Claire : En fait, on ne trouvait pas notre bonheur dans les photozines trop « amateurs », souvent mal conçus ou mal imprimés.

Maxime : C'est justement à cette époque qu'on a découvert le photozine « Je Suis Une Bande de Jeunes », au Monte-en-l'air – une librairie parisienne. Ce zine, trouvé un peu par hasard, représentait vraiment ce qu'on voulait faire. Une publication sans prétention, au tirage limité, avec des travaux peu vus pour l'époque et surtout très éloignés des canons de la presse spécialisée.

C'est à ce moment-là que l'on a décidé de monter notre propre maison d'édition – FP&CF – afin de donner naissance à Tell Mum Everything is OK. On a obtenu une subvention de quelques centaines d'euros du Ministère de la Jeunesse, qu'on a complétée avec notre propre argent afin de publier le premier numéro à 150 exemplaires.

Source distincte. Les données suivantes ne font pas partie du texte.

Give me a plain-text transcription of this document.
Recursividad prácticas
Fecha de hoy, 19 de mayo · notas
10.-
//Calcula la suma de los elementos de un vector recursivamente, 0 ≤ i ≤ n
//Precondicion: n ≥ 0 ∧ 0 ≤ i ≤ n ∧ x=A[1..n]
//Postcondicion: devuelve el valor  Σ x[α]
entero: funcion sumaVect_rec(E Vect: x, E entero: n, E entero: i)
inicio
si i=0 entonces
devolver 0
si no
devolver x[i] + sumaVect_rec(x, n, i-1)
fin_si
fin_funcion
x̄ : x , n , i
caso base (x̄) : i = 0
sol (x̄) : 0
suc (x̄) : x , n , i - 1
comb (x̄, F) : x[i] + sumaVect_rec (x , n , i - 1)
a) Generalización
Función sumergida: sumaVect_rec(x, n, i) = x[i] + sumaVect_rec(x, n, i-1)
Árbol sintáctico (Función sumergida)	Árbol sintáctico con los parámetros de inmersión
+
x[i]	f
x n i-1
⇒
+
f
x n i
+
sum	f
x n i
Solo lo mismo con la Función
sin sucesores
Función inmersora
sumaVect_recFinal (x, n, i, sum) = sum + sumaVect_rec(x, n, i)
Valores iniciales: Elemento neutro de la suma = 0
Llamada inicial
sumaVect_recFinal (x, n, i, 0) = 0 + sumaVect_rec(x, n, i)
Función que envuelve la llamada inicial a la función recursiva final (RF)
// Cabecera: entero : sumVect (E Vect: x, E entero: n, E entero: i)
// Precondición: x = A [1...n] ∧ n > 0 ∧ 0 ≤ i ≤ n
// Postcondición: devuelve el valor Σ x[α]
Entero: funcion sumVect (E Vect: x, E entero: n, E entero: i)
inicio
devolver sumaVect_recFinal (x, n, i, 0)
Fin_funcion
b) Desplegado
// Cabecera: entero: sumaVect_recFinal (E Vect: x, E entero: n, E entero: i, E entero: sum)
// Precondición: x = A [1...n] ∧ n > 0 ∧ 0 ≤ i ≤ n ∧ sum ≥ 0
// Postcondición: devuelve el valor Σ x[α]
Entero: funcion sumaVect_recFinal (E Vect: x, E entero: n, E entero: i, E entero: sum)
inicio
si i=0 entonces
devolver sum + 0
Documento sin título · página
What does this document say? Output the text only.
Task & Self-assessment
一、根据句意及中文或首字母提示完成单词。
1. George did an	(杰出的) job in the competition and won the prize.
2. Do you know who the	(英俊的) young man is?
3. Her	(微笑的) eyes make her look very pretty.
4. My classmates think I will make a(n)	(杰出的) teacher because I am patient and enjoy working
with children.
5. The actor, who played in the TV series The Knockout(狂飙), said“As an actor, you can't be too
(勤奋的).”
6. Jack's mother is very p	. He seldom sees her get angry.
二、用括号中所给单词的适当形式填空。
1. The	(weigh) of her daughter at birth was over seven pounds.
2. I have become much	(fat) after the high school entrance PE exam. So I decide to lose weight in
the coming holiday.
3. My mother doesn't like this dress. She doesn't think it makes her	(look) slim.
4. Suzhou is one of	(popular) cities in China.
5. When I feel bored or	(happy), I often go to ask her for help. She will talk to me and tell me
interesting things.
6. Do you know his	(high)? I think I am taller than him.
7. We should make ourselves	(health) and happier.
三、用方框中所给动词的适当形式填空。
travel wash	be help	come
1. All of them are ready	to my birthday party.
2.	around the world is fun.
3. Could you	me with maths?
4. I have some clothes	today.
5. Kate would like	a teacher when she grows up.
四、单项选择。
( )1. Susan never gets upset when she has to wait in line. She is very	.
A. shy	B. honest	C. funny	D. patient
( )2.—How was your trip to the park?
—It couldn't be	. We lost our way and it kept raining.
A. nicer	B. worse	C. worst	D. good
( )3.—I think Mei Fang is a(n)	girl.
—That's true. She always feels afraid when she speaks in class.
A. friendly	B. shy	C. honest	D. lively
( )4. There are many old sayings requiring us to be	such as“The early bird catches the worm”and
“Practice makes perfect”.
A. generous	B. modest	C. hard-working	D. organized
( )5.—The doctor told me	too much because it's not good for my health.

Yoav Friedländer, Manhattan, Forest Park, New York, 2013

Comment avez-vous créé ce premier numéro ?
Maxime : On a lancé un appel à participer via Flickr, et ça a fonctionné. Le numéro s'est bien vendu, ce qui nous a permis d'en créer un deuxième, et de plancher sur de nouveaux projets – dont des fanzines d'illustrations, comme le Ebenezer avec Hector de la Vallée.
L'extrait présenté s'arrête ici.